As all poultry is, of course, drawn in the same manner, it will be sufficient to designate the mode of emptying the inside of a fowl. In winter, if the fowl is frozen, lay it before the fire till it has completely thawed. Then have ready one or more large pieces of waste paper, rolled up loosely into a long wisp; lay the fowl down on a clean part of the hearth, and, taking its legs in your hand, light the paper, and pass it back and forward above the surface of the skin, (turning the fowl on both sides,) so as to singe off all the hairs; doing it so carefully as not to burn or scorch the skin. There should always be a quantity of old newspapers, or other waste paper, kept in a closet or drawer of the kitchen for this and other purposes. Next, lay the fowl upon its back on a clean old waiter or tray, (such as should be kept in every kitchen,) and with a large sharp knife cut off, first the head, and then the legs at the first joint. The next thing is to cut a very long slit in the skin at the right side of the neck, and with your fingers strip down the skin towards the shoulders, till you come to the craw, which you must take out with your hand. Then with your knife make two long deep cuts or incisions on each side of the body, going downward towards the tail. Put your hand into the cut or orifice on the right side, and pull out the heart, liver, gizzard, and then the entrails. Take care not to break the gall-bag, or its liquor will run over the liver, and make it so bitter that it cannot be eaten, and should therefore be thrown away without cooking. Next, to flatten the body, break the breast-bone by striking on it hard with your hand. Then tuck the legs into the lower part of the slits that you have cut on each side of the body. Afterwards with your hand bend or curve inwards the end of the neck-bone, and tuck it away under the long loose piece of skin left there. After this, lay the fowl in a small tub of cold water, and wash it well inside and out: then dry it with a clean towel.

Next, cut open the gizzard, empty it of the sand and gravel, and take out the thick inside skin. Split open the heart, and let out the blood that is in it. Then carefully cut the gall-bag from the liver, so as not to break it. Wash clean the heart, liver, and gizzard, (having trimmed them neatly,) and return the heart to the inside of the breast; putting back also the eggs, if you have found any. Have ready the stuffing, and fill up with it the vacancy from which you have taken the craw, etc, pressing it in hard. Next, taking between your thumb and finger the above-mentioned piece of skin at the top of the neck, draw it down tightly towards the back of the fowl, (folding it nicely over the bent end of the neck-bone,) and fasten it down between the shoulders with a skewer, which must be stuck in so as to go lengthways down the back. This will prevent any of the stuffing from getting out, and will keep all compact and nice.

Then run a skewer through both the wings and the upper part of the body, tucking in the liver so as to appear from under the right pinion, and the gizzard (scoring it first) on the left. Both pinions must be bent upwards. Lastly, secure all by tying two strings of small twine tightly round the fowl; one just above the skewer that confines the legs; the other just below that which passes through the wings.

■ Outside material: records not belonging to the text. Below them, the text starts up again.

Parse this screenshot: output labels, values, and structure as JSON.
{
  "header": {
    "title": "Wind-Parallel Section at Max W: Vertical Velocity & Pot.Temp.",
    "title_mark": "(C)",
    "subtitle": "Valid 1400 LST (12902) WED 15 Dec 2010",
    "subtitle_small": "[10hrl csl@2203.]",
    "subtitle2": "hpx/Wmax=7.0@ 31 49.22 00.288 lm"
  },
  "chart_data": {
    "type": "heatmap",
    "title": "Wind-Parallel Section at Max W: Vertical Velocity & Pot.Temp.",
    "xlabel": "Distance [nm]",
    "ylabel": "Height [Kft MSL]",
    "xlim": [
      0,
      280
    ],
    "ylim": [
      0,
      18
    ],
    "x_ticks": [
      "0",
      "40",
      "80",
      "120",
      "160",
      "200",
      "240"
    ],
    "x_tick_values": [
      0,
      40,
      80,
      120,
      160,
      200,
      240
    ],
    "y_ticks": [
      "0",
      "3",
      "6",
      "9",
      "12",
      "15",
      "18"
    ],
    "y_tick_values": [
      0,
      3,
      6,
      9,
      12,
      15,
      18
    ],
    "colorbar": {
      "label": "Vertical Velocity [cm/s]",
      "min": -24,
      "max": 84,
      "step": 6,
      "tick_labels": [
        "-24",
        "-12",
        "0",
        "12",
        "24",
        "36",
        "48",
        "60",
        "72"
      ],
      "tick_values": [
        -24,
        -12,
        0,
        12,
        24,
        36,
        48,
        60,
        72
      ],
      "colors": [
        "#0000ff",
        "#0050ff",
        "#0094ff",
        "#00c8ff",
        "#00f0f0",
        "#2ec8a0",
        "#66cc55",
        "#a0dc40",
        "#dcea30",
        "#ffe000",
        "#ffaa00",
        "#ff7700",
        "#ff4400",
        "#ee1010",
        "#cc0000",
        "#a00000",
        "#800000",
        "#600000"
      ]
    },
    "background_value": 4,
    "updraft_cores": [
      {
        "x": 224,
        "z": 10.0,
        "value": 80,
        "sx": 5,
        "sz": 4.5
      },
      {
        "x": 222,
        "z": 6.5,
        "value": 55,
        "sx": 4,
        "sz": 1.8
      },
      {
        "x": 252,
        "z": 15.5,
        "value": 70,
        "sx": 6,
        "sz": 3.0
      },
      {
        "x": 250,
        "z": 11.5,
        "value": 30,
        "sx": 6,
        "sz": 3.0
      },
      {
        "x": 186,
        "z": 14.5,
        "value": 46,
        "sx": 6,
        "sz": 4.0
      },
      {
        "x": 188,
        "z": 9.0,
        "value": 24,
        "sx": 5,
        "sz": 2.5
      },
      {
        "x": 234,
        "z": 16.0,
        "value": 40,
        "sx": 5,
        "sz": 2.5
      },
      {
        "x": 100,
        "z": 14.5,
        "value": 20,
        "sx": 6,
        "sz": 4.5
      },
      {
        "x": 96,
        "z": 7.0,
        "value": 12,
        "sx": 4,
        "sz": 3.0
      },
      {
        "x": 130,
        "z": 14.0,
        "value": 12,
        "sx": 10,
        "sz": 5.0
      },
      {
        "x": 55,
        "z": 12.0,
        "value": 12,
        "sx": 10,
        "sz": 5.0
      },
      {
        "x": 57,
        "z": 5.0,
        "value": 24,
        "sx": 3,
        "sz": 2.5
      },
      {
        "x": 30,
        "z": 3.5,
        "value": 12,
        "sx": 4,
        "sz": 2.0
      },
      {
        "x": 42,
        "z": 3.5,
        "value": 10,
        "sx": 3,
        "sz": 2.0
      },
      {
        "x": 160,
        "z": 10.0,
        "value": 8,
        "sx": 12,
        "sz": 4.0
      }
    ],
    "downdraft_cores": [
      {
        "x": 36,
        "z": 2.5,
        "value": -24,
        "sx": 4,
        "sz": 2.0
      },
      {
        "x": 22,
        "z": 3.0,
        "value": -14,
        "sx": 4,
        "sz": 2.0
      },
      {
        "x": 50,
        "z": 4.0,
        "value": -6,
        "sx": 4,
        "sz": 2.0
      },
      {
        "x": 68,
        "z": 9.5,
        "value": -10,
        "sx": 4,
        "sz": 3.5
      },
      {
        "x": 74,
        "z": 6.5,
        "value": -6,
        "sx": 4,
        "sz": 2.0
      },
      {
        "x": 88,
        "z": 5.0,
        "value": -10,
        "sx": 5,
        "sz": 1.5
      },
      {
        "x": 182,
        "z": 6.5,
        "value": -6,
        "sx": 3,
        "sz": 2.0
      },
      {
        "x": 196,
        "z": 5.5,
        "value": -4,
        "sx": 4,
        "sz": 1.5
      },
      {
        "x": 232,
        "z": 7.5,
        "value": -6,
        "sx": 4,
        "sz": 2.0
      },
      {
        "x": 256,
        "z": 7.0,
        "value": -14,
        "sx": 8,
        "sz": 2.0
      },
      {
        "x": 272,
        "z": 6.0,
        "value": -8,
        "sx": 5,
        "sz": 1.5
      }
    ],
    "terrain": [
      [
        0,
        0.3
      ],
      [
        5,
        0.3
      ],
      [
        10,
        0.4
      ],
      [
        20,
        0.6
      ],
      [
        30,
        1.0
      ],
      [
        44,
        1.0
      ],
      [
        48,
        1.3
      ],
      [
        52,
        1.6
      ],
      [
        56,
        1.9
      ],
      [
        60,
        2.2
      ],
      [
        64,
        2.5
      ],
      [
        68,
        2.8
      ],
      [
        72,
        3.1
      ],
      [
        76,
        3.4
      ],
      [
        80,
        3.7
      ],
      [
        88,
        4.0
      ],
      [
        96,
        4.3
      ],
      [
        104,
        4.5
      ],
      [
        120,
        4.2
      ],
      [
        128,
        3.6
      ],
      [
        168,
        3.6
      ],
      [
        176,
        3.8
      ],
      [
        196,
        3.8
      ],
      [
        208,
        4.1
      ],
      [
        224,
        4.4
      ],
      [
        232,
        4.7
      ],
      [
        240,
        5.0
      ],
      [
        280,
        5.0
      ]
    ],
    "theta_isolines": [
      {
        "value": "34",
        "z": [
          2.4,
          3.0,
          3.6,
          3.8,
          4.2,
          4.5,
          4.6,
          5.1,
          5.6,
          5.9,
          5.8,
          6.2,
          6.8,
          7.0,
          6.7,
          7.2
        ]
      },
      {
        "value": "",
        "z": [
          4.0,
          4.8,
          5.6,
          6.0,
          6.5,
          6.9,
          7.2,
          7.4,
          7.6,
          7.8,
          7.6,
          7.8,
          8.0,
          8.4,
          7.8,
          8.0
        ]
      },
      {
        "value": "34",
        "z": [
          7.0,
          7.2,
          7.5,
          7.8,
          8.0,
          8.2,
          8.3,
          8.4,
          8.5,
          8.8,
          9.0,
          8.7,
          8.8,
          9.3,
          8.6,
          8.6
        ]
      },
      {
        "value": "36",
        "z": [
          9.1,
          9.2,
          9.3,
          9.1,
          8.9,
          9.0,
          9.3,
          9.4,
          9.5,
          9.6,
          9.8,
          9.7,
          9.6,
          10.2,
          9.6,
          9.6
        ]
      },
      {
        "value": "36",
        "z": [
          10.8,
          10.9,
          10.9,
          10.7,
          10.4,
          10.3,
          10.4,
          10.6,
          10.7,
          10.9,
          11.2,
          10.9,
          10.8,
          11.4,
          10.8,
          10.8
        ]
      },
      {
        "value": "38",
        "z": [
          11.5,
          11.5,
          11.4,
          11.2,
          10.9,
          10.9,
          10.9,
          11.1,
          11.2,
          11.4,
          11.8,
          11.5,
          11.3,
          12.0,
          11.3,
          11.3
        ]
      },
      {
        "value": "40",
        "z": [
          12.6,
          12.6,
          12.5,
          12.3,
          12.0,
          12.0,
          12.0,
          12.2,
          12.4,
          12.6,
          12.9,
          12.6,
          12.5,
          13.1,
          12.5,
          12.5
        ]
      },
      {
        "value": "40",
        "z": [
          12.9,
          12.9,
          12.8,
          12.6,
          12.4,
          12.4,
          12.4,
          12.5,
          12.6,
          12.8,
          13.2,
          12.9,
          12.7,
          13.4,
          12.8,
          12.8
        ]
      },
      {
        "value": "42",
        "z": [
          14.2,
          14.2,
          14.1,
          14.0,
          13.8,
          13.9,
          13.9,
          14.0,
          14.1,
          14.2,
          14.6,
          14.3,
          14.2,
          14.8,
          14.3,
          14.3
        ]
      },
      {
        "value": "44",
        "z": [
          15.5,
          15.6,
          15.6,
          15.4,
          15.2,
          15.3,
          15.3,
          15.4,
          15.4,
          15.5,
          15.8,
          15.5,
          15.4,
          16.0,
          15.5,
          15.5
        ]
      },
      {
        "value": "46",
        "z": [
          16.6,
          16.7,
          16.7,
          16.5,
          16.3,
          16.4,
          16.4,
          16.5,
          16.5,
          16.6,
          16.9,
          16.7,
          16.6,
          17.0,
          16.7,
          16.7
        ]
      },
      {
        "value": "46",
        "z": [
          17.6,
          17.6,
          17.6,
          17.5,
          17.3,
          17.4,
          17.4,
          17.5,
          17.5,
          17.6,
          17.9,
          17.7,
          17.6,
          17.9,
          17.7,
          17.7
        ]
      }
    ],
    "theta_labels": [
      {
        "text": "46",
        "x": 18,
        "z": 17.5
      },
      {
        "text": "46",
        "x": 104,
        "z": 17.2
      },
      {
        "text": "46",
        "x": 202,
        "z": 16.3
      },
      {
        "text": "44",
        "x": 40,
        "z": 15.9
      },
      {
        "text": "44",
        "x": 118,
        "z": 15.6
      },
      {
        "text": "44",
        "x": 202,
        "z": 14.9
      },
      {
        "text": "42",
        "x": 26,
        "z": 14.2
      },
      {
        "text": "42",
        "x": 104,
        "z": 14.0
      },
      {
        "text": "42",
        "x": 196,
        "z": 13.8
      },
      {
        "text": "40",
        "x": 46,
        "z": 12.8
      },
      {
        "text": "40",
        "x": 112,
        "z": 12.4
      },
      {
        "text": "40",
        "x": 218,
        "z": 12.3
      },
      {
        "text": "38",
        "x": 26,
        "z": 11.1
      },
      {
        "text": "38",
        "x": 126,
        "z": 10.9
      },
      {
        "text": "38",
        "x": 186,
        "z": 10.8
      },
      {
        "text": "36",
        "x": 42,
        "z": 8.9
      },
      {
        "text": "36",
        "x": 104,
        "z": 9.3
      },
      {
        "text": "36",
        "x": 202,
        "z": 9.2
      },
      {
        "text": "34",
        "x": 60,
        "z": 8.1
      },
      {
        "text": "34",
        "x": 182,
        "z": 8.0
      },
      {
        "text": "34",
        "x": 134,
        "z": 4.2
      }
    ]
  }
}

Of course, the strings and skewers are removed before the poultry is sent to table.

Turkeys, geese, and ducks are always trussed in this manner, the legs being cut off at the first joint. So are fowls for boiling. But when fowls are to be roasted, some cooks leave on the whole of the legs and feet, (scraping and washing them clean,) and drawing the feet up quite to the breast, where they are tied together by a string.

Pigeons, pheasants, partridges, etc, are all trussed as above, with the legs short.

To draw a little roasting pig, cut the body open by one long slit, and before you take out what is inside, loosen it all with a sharp knife; then extract it with your hands. Empty the head also. Afterwards wash the animal clean, (inside and out,) and fill the vacancy with stuffing. Having bent the knees under, skewer the legs to the body, and secure the stuffing by tying twine tightly'several times round the body; first fastening the slit by pinning it with a wooden skewer. Having boiled the liver and heart, chop them to enrich the gravy.